What is the significance of giving publishers the control of auction decisioning?
PARRROT is majorly built upon TURTLEDOVE and aims to improve the API by restoring the control of the auction with the publisher. This is because when a programmatic auction is conducted, a lot of factors come into play: the bid price, targeting, domain, regional factor, buying models etc. And, this is true for every ad impression.
If the browser is in control of the auction, as is the case with the original TURTLEDOVE proposal, the publisher will not be able to consider all these factors for determining the outcome of an auction. But, PARRROT allows publishers or SSPs to get control of the auction, thereby putting them in a better position to see how header bidding auctions are working out.
Here’s what Garrett McGrath, VP of Product Management at Magnite, told Lynne D. Johnson during an AdMonsters’ interview:
Running a programmatic ad auction within the browser leaves out many necessary factors and data points. PARRROT lets the publisher run and decision on the auction while still maintaining the anonymity design of TURTLEDOVE.
…PARRROT is more focused on maintaining the aspects of the auction that are beyond audience membership and bid price because, as noted, there are many other factors that need to be considered.
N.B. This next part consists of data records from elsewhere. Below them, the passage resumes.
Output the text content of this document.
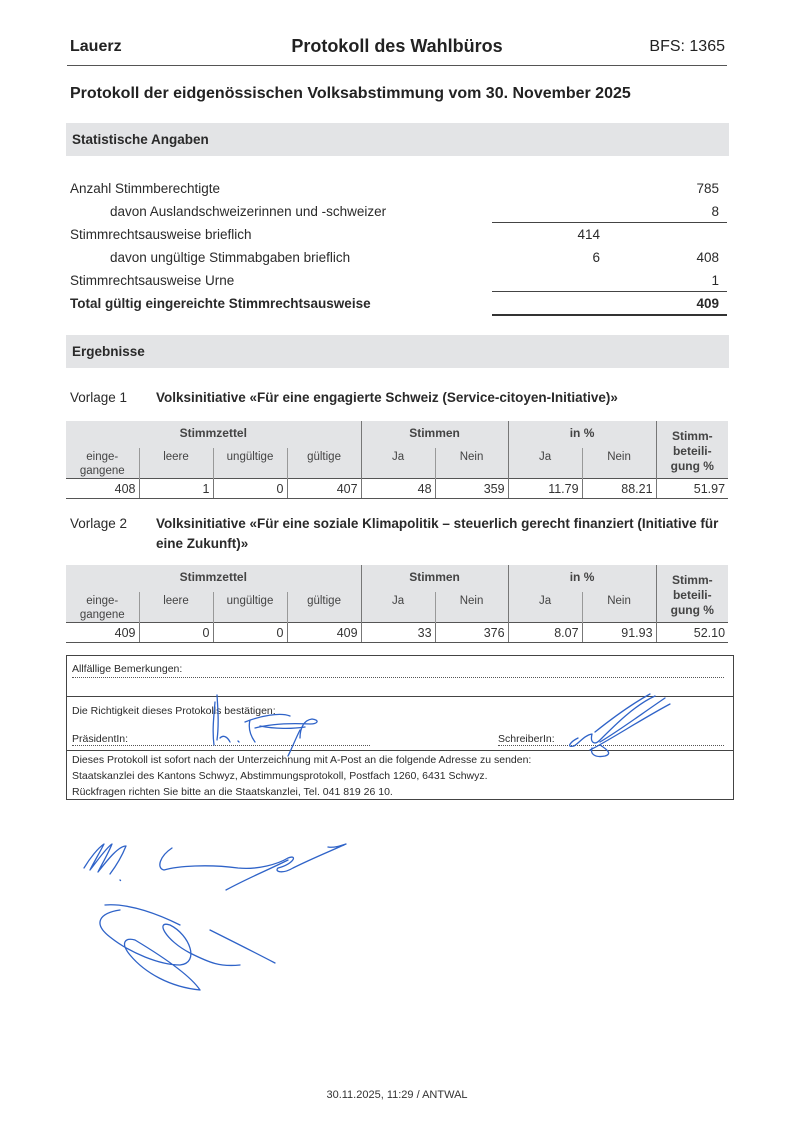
Lauerz	Protokoll des Wahlbüros	BFS: 1365
Protokoll der eidgenössischen Volksabstimmung vom 30. November 2025
Statistische Angaben
Anzahl Stimmberechtigte	785
davon Auslandschweizerinnen und -schweizer	8
Stimmrechtsausweise brieflich	414
davon ungültige Stimmabgaben brieflich	6	408
Stimmrechtsausweise Urne	1
Total gültig eingereichte Stimmrechtsausweise	409
Ergebnisse
Vorlage 1 Volksinitiative «Für eine engagierte Schweiz (Service-citoyen-Initiative)»
Stimmzettel				Stimmen		in %		Stimm-
beteili-
gung %
einge-
gangene	leere	ungültige	gültige	Ja	Nein	Ja	Nein	
408	1	0	407	48	359	11.79	88.21	51.97
Vorlage 2 Volksinitiative «Für eine soziale Klimapolitik – steuerlich gerecht finanziert (Initiative für eine Zukunft)»
Stimmzettel				Stimmen		in %		Stimm-
beteili-
gung %
einge-
gangene	leere	ungültige	gültige	Ja	Nein	Ja	Nein	
409	0	0	409	33	376	8.07	91.93	52.10
Allfällige Bemerkungen:
Die Richtigkeit dieses Protokolls bestätigen:
PräsidentIn:	SchreiberIn:
Dieses Protokoll ist sofort nach der Unterzeichnung mit A-Post an die folgende Adresse zu senden:
Staatskanzlei des Kantons Schwyz, Abstimmungsprotokoll, Postfach 1260, 6431 Schwyz.
Rückfragen richten Sie bitte an die Staatskanzlei, Tel. 041 819 26 10.
30.11.2025, 11:29 / ANTWAL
And almost none of those additional inputs are available to the browser.
What is Fenced Frame?
Currently, third party iframes are used during the ad serving process. These iframes are able to communicate with the page they are embedded on. However, once third-party cookies are deprecated, this type of communication will not be possible.
The fenced frame API has basically been introduced by Google software engineers to prevent cross-site tracking, which is currently possible due to third-party iframes.
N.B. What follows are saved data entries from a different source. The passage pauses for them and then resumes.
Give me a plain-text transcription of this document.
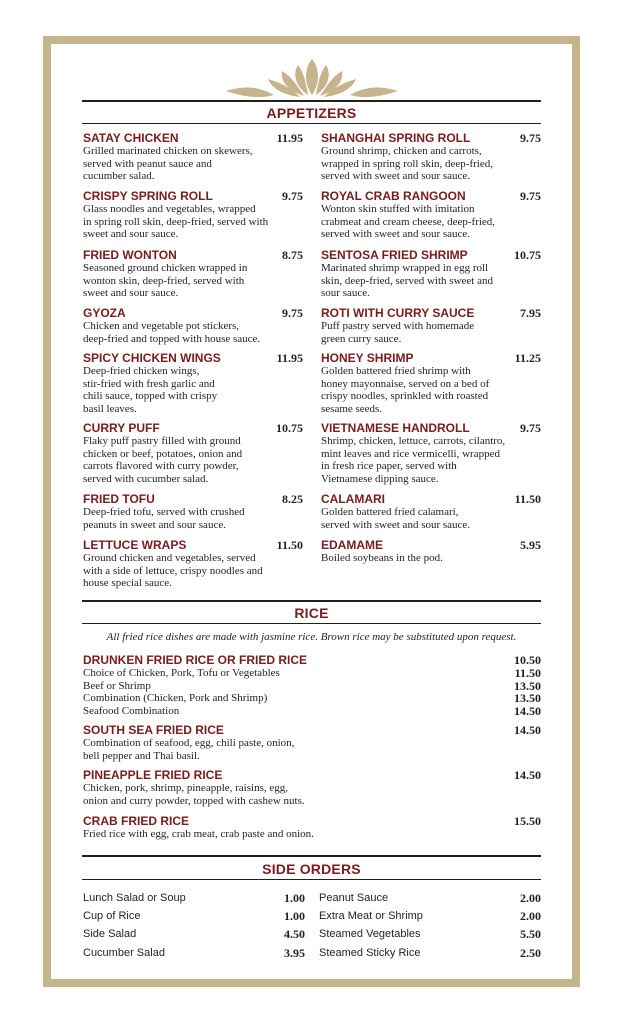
APPETIZERS
SATAY CHICKEN	11.95
Grilled marinated chicken on skewers,
served with peanut sauce and
cucumber salad.
CRISPY SPRING ROLL	9.75
Glass noodles and vegetables, wrapped
in spring roll skin, deep-fried, served with
sweet and sour sauce.
FRIED WONTON	8.75
Seasoned ground chicken wrapped in
wonton skin, deep-fried, served with
sweet and sour sauce.
GYOZA	9.75
Chicken and vegetable pot stickers,
deep-fried and topped with house sauce.
SPICY CHICKEN WINGS	11.95
Deep-fried chicken wings,
stir-fried with fresh garlic and
chili sauce, topped with crispy
basil leaves.
CURRY PUFF	10.75
Flaky puff pastry filled with ground
chicken or beef, potatoes, onion and
carrots flavored with curry powder,
served with cucumber salad.
FRIED TOFU	8.25
Deep-fried tofu, served with crushed
peanuts in sweet and sour sauce.
LETTUCE WRAPS	11.50
Ground chicken and vegetables, served
with a side of lettuce, crispy noodles and
house special sauce.
SHANGHAI SPRING ROLL	9.75
Ground shrimp, chicken and carrots,
wrapped in spring roll skin, deep-fried,
served with sweet and sour sauce.
ROYAL CRAB RANGOON	9.75
Wonton skin stuffed with imitation
crabmeat and cream cheese, deep-fried,
served with sweet and sour sauce.
SENTOSA FRIED SHRIMP	10.75
Marinated shrimp wrapped in egg roll
skin, deep-fried, served with sweet and
sour sauce.
ROTI WITH CURRY SAUCE	7.95
Puff pastry served with homemade
green curry sauce.
HONEY SHRIMP	11.25
Golden battered fried shrimp with
honey mayonnaise, served on a bed of
crispy noodles, sprinkled with roasted
sesame seeds.
VIETNAMESE HANDROLL	9.75
Shrimp, chicken, lettuce, carrots, cilantro,
mint leaves and rice vermicelli, wrapped
in fresh rice paper, served with
Vietnamese dipping sauce.
CALAMARI	11.50
Golden battered fried calamari,
served with sweet and sour sauce.
EDAMAME	5.95
Boiled soybeans in the pod.
RICE
All fried rice dishes are made with jasmine rice. Brown rice may be substituted upon request.
DRUNKEN FRIED RICE OR FRIED RICE	10.50
Choice of Chicken, Pork, Tofu or Vegetables	11.50
Beef or Shrimp	13.50
Combination (Chicken, Pork and Shrimp)	13.50
Seafood Combination	14.50
SOUTH SEA FRIED RICE	14.50
Combination of seafood, egg, chili paste, onion,
bell pepper and Thai basil.
PINEAPPLE FRIED RICE	14.50
Chicken, pork, shrimp, pineapple, raisins, egg,
onion and curry powder, topped with cashew nuts.
CRAB FRIED RICE	15.50
Fried rice with egg, crab meat, crab paste and onion.
SIDE ORDERS
Lunch Salad or Soup	1.00
Cup of Rice	1.00
Side Salad	4.50
Cucumber Salad	3.95
Peanut Sauce	2.00
Extra Meat or Shrimp	2.00
Steamed Vegetables	5.50
Steamed Sticky Rice	2.50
The fenced frame enforces a boundary between the embedding page and the cross-site embedded document such that user data visible to the two sites is not able to be joined together. This can be helpful in preventing user tracking or other privacy threats.Github
As an ad will be served within the fenced frame, the surrounding page will not be able to track the kind of ad that the user is seeing. The major use-cases of this API are conversion lift measurement studies and interest group based advertising. Since the page will not know which ad is being served, the interest group of the user will also not be disclosed.
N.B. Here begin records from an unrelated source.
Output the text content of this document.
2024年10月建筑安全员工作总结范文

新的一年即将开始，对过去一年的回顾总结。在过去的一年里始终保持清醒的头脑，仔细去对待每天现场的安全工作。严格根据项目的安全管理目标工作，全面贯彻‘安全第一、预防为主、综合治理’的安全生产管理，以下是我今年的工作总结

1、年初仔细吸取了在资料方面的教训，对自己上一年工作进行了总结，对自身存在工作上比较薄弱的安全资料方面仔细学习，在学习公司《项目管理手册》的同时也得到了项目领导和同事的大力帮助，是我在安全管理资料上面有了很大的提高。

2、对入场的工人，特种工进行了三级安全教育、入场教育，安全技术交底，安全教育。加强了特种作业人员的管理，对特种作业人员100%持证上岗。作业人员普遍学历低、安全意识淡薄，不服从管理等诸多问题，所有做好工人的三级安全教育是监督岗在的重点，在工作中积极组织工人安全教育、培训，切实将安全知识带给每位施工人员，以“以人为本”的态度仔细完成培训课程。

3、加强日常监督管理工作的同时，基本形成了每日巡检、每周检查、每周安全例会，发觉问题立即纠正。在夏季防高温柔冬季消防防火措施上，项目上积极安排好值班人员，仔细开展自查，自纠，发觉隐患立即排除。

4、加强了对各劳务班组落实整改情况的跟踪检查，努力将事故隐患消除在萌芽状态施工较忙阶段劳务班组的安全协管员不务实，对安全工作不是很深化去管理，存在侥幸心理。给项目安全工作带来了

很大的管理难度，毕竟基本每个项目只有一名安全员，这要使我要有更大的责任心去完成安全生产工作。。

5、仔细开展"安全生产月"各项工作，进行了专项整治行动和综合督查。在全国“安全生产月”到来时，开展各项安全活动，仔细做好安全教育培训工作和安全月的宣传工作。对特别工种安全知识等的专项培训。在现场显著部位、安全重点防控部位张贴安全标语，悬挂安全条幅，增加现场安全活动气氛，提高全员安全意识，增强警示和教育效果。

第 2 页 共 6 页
Once a response is received, the code would either initiate a TURTLEDOVE request or see if a directly sold ad is of higher value than any programmatic ad. The TURTLEDOVE workflow can also be initiated despite the high value of a direct ad if the publisher wants that.
The ad would then be rendered inside the fenced frame, preventing any data leakage, after the code takes into account interest group and contextual data for determining the winning ad.
PARRROT aims to enhance TURTLEDOVE and is complementary to previously proposed APIs, SPARROW and DOVEKEY. While this proposal maintains the key objectives of TURTLEDOVE, the auction decisions exist not within the browser but with an external entity, the publisher. By doing so, PARROT also addresses the concerns associated with the ‘gatekeeper’ concept.
PARRROT and DOVEKEY simplify the Gatekeeper by removing any computation tasks thereby increasing trust among users. PARRROT addresses where the auction logic is run, not how audiences are handled.Garrett McGrath
Despite all the necessary developments in this proposal, PARRROT is still not the last word and has limitations. One of the key issues with PARRROT, as was the case with previous proposals, is reporting. Currently, Aggregate Reporting API, which as McGrath puts it “no one has seen or understands”, is suggested as the only solution for the reporting issue.
The recent proposal FLEDGE has some additional advancements in certain areas, which we’ll shed light on in the upcoming blog posts.